もし中小企業が中国進出を検討してみると?


◇はじめに
 日本の中小企業が中国へ進出しようとした場合に、どのようなことを考えればよいのでしょうか。
「中国」と一口に言っても、地域によっても種々の事情が異なるでしょう。
また、日本と同じ商売のやり方が通じるとは限りません。


◇どのような経営者が成功したか
 大企業が中国に工場をつくり、安価な労働力により、低い価額で商品(自動車・電化製品・洋服など)を製造し、販売することはよく知られています。

 一方、中小企業であっても中国へ進出し、成功した方たちは多くいます。
その経営者たちに共通することは、「素人」「草食系」といった感覚で中国へ進出していっていることです。

つまり、日本の商売での「思い込み」や「常識」にとらわれないやり方で経営を始めているのです。
また、中国の都市部と農村部の発展の度合いは大きく異なりますが、日本の20〜30年の時代の巻き戻しによる商売をするという考え方も大切なようです。


◇お国事情の違い
 漢民族の他に55もの少数民族がいる中国において、会社をよりどころにする日本人とは異なり、中国人は血縁関係をとても大切にし、大変商売熱心な民族です。

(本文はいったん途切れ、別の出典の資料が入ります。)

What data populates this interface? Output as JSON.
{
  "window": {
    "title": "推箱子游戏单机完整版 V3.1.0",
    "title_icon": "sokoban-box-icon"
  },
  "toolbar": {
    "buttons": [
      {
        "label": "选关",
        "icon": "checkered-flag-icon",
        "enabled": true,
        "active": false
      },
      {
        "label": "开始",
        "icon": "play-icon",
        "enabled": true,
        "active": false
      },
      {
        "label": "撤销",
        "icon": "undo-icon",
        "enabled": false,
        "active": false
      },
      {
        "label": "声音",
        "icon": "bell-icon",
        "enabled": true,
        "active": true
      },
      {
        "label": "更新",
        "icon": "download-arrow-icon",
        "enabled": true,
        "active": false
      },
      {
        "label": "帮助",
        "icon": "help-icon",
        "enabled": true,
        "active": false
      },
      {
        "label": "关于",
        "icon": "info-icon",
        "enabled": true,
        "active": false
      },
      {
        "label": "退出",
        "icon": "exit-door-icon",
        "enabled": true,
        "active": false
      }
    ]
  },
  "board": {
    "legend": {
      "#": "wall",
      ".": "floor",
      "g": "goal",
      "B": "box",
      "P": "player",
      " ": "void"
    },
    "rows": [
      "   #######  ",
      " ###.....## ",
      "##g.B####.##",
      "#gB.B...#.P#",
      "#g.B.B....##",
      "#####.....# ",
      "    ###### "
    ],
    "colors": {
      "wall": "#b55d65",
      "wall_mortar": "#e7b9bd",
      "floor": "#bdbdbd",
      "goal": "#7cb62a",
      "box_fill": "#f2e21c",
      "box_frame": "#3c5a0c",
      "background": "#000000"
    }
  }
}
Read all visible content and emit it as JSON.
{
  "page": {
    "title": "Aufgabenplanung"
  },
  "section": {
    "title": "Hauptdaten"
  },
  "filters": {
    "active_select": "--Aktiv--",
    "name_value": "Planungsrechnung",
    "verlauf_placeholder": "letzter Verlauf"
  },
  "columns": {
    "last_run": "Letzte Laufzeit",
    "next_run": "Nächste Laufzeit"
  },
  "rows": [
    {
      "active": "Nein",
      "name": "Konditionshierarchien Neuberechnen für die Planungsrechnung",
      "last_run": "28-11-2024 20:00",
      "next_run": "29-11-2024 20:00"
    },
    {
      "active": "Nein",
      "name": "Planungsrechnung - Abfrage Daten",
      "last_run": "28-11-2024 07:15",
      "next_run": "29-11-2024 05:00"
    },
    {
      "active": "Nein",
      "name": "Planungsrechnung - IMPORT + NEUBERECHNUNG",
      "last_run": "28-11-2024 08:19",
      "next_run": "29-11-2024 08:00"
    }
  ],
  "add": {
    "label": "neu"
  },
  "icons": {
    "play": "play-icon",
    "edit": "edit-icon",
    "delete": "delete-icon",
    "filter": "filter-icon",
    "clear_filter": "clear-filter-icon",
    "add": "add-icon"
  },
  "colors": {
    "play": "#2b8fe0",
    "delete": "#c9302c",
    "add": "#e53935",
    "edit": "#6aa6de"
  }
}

また、農民工と呼ばれる労働者たちが沿海部(北京・天津・上海など)へ出稼ぎに来ており、毎年の賃金アップに経営者も対応せざるを得ない状況のようです。

 一方、地域ごとに政策が異なり、税制も毎年大幅に改正され、さらには都市部から少し離れたところでは、税率について税務署と交渉の余地があるなど、現地の事情に詳しいビジネスパートナーを見つけることが大切です。

 さらに、従業員がノウハウを持って新たに同種のビジネスをスタートし、日本の企業が中国撤退を余儀なくされるなど、機密保持が企業存続の鍵であるとまでいえるほど、ノウハウの管理が非常に重要な問題です。

 いずれにしても経営者は、現地に出向き、現地の様子を肌で感じ、勇気と知恵を持って、高度経済成長中の中国に挑んで行く魅力はあるようです。